Extraordinary claims, such as largest pterosaur or first flightless pterosaur, require extraordinary evidence. The problem in this case, is that as it currently stands, there is no evidence. No scientific paper has been published on this specimen, and none of the PR material shows any of the specimen in question. It all knows an impressive looking skeletal mount, though I’m pretty sure the mount is a replica, not the bones itself. It’s also difficult given that some stories say they are able to reconstruct the skeleton from a large number of bones, while others seem to suggest there aren’t a lot. Again, we just don’t know.
The pterosaur itself comes from the Transylvanian Basin of Romania, dating back to the Latest Cretaceous. This is an area that is known for pterosaur material, including one of the largest known to date – Hatzegopteryx thambena. I have been to the sites that this material comes from, and have excavated pterosaur fossils here. In fact, I *think* I’ve even seen some of the material from this specimen, but it’s hard to know, given that there are no images or descriptions of the material. I cannot comment on how it compares to other pterosaurs, for example Hatzegopteryx, but I can say that what I have seen was from a very large pterosaur.
Some of my colleagues have been contacted by these news organisations to comment on the story.
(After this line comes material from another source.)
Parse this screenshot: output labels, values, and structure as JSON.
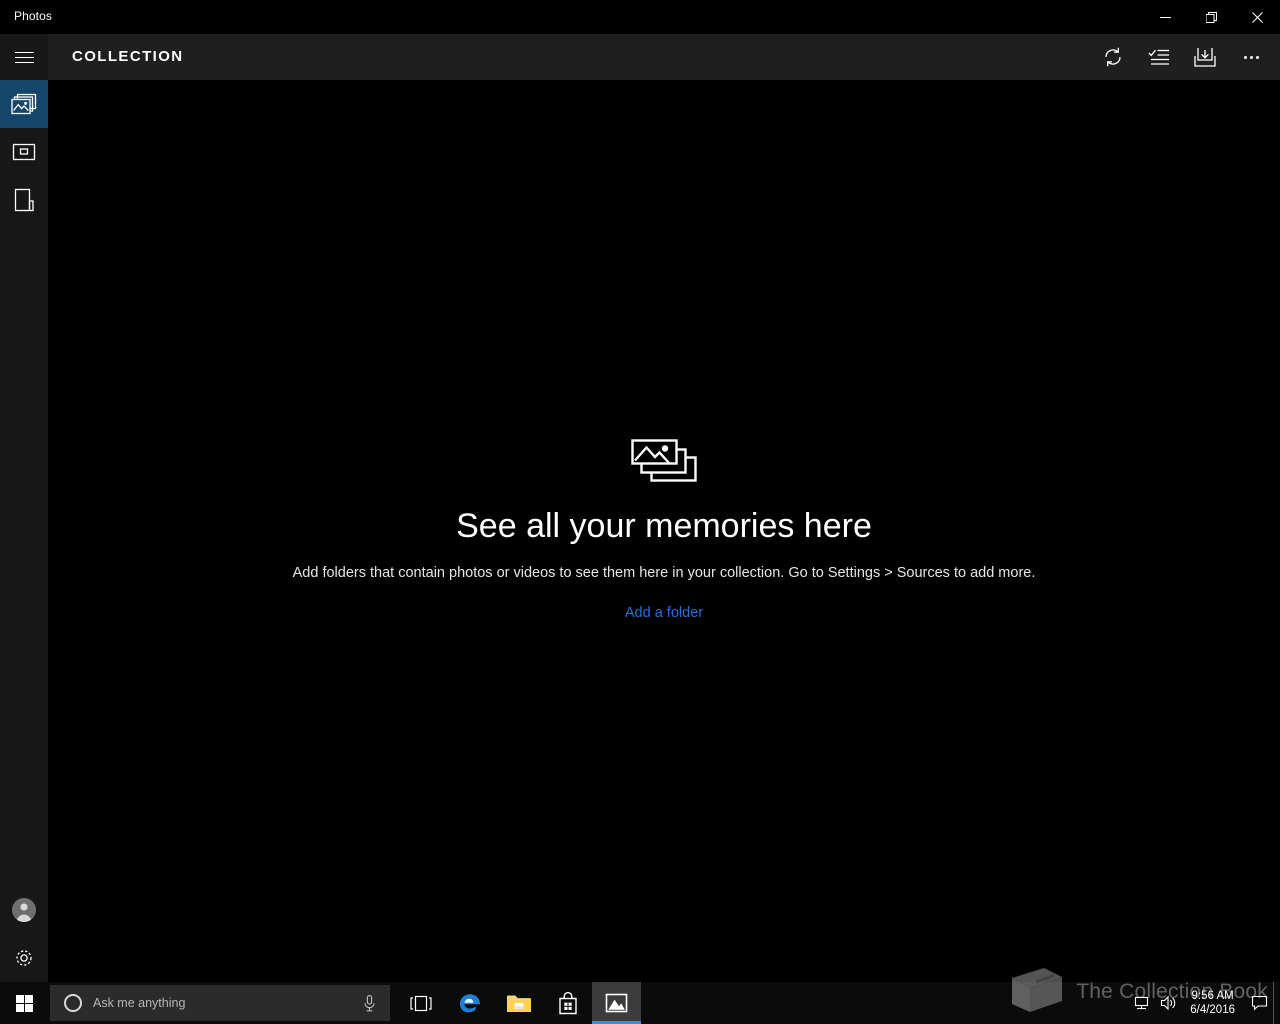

But how are they meant to comment? As scientists, how are we able to say anything at all about this so-called amazing find when we cannot read how the palaeontologists have come to these claims? Or how the material compares to other animals?
For example, in one article, I read that the animal weighed as much as half a tonne. Given that I’ve spent a significant amount of time so far in my research career studying how we estimate the mass of pterosaurs, I am very curious about how they got to this number. This is one of the main reasons why they say it’s flightless, but I am immediately suspicious about how they came to this number given that there are only a handful of bones known. It’s tough to estimate body mass in extinct animals, even more so when they are weird and don’t compare well to modern animals (like pterosaurs), and especially when they are incomplete. The fewer bones, the tougher (and less accurate) it is.
I am not saying that this animal is not new, or that it’s not the biggest, or that it’s not flightless. All I’m saying is how are we meant to say anything about it as a scientific community without a paper? Doing the PR before a paper comes out (or is even accepted, as it kind of seems like in this story) is unscientific. Publish the paper and let the community form opinions before going to the press.
For someone who is really interested in pterosaurs, especially large ones, it’s frustrating to see amazing stories like that, but without being able to see the science behind it.